Successful waiting also has its social advantages. When living in close quarts with others, waiting means we have to figure out our differences or end up in destructive inter-personal conflicts. Those who live in small compounds, communities, or villages know all about keeping your mouth shut while sitting around together. They also know about waiting for crops to ripen, the mail to arrive, the seasons to change, or for friends to show up. Overall, silently waiting with others is much better for everyone than haggling, gossip, or even catching up on the latest.
Sadly, the rise of capitalism and the Industrial Revolution has changed all that, and people in the West spend their time rushing about, overworked, and overly involved socially, which is the opposite of waiting.
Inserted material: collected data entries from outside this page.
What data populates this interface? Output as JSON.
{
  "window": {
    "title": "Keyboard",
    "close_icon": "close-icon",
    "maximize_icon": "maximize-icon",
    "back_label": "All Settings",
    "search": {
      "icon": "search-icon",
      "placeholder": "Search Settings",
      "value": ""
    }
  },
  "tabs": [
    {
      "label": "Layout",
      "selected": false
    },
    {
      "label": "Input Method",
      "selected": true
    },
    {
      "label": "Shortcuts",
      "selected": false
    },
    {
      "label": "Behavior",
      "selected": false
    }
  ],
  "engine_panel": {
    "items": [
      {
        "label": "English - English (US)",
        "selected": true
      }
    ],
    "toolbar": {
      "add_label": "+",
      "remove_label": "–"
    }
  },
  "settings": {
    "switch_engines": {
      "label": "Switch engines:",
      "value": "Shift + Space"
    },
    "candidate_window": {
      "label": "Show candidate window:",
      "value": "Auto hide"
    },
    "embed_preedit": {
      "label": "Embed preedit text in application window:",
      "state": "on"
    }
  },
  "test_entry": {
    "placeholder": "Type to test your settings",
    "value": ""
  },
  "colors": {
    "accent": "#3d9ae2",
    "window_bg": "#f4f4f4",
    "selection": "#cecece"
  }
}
The effects of stress on the mind and body in our current culture speak to how odd it is that we now operate at a fast pace with no interludes for anything; the discordance also explains the irritation of many when asked just to wait. Now that we’ve gotten used to this particular Western pace, many have trouble recalling the art of waiting.
During these times of quarantine, social distancing, and lack of gatherings, and being forced to work from the quiet of our homes, we need to reach back into our innate selves and find the evolutionary history of waiting with grace. Be calm, wait for the gazelle, look out your window at the plants growing, and know that calmly waiting is not just part of who you are, it’s also something that might just save your life right now.
Patience, after all, is a virtue, and an adaptive one.